# Spot Spraying Question



## VA Haymaker (Jul 1, 2014)

Looking out over my dormant Timothy field, seeing a few milkweed plants spring up. Not so many that I can't walk around and hit them with a hand sprayer and roundup.

Question is - we're in September - when is the best time to hit milkweed with roundup? Will probably encounter a touch of horse nettle too. Round up effective this time of year on it too?

Thanks,
Bill


----------



## Vol (Jul 5, 2009)

Something like Grazon would be much much better. Especially spot spraying. You need the residual with both MW and nettle. Gly doesn't seem to affect nettle much.

Regards, Mike


----------



## endrow (Dec 15, 2011)

I agree with Mike it would be an excellent time to spray that as long as you get it done before the frost hits. You are spraying stuff like that right now with CRossbow.


----------



## FarmerCline (Oct 12, 2011)

Spot spraying will work well. I like to use Pastureguard the best for spraying nettles and other tough to control perennials.


----------



## Hayman1 (Jul 6, 2013)

Grazon will absolutely smoke horsenettle and will work on milkweed just don't use too much. Think it is a little less than 0.5 ou per gal and barely spray it.

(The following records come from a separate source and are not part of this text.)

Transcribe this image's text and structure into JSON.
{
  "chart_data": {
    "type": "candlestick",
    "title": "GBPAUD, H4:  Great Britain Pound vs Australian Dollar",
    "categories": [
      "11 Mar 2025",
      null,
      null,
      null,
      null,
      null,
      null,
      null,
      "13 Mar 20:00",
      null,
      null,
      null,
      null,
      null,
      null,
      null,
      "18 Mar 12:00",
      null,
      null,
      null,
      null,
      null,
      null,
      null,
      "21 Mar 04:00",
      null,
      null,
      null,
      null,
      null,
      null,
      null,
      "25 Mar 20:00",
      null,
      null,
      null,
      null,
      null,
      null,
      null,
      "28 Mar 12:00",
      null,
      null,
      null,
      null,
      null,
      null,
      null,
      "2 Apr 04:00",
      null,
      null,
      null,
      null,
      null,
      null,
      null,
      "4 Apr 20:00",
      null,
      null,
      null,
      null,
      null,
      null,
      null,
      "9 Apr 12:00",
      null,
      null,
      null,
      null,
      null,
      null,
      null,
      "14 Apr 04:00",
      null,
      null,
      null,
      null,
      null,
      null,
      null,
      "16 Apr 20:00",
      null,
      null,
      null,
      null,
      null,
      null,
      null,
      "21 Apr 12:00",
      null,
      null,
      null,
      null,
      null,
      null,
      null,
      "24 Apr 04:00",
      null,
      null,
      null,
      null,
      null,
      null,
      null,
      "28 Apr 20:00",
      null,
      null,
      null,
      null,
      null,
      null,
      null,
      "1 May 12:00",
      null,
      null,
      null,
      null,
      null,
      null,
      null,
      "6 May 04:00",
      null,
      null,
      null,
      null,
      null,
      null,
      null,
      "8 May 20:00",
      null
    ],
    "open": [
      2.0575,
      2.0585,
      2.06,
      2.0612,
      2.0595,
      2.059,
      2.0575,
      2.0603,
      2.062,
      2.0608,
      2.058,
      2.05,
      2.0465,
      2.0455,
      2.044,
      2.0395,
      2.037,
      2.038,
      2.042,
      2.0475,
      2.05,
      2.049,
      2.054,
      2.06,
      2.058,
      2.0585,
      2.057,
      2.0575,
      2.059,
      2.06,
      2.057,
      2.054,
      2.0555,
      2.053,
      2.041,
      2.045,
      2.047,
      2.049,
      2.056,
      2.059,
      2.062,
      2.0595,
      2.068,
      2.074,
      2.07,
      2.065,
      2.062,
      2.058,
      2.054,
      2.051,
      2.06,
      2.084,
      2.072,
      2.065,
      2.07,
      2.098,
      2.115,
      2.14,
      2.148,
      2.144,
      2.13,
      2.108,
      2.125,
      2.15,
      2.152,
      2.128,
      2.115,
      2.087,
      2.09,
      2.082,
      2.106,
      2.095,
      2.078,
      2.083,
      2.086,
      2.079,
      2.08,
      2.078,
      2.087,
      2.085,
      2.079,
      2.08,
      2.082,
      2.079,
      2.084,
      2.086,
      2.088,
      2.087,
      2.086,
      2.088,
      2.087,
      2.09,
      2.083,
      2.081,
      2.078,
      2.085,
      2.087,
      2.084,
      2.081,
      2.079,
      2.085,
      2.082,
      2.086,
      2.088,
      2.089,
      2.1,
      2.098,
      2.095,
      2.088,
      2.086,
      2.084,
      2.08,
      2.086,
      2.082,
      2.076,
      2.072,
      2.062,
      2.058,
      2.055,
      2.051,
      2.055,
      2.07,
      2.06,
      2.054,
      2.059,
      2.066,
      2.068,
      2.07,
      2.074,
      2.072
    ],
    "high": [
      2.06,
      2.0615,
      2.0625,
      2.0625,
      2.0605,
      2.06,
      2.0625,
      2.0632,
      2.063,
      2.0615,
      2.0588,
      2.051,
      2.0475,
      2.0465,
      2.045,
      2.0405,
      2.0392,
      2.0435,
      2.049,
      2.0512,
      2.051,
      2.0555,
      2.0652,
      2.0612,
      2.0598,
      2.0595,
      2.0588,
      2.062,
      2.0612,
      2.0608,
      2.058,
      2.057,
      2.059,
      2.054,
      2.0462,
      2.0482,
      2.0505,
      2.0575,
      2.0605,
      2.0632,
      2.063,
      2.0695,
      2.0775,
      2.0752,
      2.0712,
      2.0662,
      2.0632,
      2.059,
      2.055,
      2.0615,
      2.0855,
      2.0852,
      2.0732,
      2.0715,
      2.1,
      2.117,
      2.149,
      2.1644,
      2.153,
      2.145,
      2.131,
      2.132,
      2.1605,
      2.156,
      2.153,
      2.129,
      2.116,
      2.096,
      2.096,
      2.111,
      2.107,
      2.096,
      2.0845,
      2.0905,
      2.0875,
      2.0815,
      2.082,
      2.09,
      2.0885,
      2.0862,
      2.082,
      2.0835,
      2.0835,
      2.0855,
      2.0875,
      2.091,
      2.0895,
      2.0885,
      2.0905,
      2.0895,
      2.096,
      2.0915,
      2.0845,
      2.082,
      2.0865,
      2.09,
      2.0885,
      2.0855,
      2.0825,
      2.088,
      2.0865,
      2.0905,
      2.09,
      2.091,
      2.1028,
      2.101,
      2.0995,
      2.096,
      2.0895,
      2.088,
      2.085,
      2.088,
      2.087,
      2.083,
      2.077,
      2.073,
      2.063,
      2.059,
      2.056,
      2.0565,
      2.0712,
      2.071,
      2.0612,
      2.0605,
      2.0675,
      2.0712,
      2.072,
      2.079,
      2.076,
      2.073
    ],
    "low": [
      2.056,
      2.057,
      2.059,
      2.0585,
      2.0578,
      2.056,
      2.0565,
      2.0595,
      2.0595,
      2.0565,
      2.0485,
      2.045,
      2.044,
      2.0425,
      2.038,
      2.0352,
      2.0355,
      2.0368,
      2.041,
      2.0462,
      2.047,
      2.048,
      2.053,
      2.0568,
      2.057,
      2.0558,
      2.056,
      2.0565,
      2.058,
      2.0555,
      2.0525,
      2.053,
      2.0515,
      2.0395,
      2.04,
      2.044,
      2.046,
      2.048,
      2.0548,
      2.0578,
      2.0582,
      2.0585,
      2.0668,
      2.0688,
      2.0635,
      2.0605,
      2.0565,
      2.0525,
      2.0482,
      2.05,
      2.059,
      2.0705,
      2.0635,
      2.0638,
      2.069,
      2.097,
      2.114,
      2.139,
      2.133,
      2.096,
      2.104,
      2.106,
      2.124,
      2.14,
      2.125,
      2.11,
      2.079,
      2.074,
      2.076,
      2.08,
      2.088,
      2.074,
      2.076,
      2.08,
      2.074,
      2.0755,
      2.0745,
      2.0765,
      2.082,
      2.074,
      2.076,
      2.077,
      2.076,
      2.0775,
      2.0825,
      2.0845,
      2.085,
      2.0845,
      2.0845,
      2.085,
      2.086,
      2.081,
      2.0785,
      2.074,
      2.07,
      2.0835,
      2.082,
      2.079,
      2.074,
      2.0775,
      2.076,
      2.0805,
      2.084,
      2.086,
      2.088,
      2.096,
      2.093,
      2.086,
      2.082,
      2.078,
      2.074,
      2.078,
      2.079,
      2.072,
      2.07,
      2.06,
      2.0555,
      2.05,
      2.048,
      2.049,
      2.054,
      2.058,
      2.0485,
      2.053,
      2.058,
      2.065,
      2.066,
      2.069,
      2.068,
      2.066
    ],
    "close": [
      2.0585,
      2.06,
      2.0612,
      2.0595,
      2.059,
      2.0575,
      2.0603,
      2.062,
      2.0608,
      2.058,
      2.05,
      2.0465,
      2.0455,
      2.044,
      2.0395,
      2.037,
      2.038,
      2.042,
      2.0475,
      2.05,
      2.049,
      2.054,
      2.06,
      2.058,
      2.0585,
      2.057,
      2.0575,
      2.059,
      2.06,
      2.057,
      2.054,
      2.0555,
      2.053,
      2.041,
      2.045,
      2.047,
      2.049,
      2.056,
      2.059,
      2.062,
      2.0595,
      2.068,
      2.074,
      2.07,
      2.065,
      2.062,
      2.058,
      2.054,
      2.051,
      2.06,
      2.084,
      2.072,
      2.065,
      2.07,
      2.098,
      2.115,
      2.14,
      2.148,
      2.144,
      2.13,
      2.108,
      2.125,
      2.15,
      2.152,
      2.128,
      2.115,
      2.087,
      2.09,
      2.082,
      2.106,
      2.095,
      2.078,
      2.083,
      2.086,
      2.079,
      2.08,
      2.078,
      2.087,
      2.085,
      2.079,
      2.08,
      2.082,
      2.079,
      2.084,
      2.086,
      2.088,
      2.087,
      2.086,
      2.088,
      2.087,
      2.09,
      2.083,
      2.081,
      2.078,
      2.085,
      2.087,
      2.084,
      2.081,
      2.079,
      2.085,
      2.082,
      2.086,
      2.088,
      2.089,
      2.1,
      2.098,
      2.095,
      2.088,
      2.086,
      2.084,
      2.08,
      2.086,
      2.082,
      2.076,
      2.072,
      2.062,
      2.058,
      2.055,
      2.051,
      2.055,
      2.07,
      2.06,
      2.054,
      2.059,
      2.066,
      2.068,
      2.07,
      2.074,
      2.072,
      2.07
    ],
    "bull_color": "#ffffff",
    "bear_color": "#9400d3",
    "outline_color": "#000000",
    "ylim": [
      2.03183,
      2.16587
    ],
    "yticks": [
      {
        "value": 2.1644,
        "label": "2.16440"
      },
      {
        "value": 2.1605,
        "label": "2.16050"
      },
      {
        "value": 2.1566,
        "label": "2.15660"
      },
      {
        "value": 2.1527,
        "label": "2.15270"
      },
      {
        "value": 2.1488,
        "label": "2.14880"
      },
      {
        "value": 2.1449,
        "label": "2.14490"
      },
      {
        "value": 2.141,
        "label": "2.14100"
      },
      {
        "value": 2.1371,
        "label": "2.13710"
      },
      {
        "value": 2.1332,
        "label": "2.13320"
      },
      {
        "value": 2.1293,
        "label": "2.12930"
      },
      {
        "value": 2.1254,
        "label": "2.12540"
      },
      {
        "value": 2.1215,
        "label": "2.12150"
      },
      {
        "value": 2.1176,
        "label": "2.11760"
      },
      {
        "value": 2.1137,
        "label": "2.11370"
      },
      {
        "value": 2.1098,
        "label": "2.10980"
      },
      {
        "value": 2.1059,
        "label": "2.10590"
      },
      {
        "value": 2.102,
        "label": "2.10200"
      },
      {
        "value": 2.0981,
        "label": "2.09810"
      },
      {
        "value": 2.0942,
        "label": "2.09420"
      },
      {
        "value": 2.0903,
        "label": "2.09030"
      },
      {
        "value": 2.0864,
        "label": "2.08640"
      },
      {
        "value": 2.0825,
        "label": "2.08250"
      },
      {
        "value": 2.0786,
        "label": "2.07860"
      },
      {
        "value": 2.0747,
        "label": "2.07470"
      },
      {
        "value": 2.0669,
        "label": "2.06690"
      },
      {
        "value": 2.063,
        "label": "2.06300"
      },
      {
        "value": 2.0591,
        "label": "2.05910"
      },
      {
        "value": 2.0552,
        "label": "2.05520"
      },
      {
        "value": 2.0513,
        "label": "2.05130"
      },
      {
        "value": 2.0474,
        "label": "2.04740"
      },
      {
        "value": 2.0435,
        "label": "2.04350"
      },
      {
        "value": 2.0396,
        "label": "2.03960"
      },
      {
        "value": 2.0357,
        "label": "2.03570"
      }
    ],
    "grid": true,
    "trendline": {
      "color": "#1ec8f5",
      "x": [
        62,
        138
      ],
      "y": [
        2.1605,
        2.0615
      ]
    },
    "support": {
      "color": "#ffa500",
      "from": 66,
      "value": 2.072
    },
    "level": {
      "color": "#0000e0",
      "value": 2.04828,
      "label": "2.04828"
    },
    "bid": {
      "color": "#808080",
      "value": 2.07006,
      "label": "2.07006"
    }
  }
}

Just for the record, I had a field nuked 3weeks ago for a need OG field. The only survivor was horsenettle. The other issue is the current lack of rain-nothing is working right now


----------



## pede58 (Oct 27, 2015)

Here in Illinois the weeds and yards still think it's spring. With some weeds, and I can't tell you if milkweed is one but ideally if you wait till the first frost, not a killer but first time you see white, that is the best time to spray. The frost causes the plant to pull all it's nutrients into the roots in preparation for the upcoming winter.


----------



## VA Haymaker (Jul 1, 2014)

When you say Grazon, are you referring to Grazon Next or P&D? I've been reluctant to use Grazon Next due to residuals. Maybe I need to reconsider.


----------



## Vol (Jul 5, 2009)

I cannot get P&D here anymore....I would not worry about the residual doing a spot spray

Regards, Mike


----------



## Hayman1 (Jul 6, 2013)

Grazon next will smoke horsenettle. Like Mike said, no worries on residual with spot spraying. I am planning on waiting until next year on spraying. No rain in weeks and the forecast for the rest of the month shows virtually no new moisture. Not conducive for good control.


----------



## Bonfire (Oct 21, 2012)

I spot sprayed some Dogbane a couple weeks ago. 24D, Dicamba, NIS and a squirt of Dawn. So far so good. Burnt the grass too but that'll come back.


----------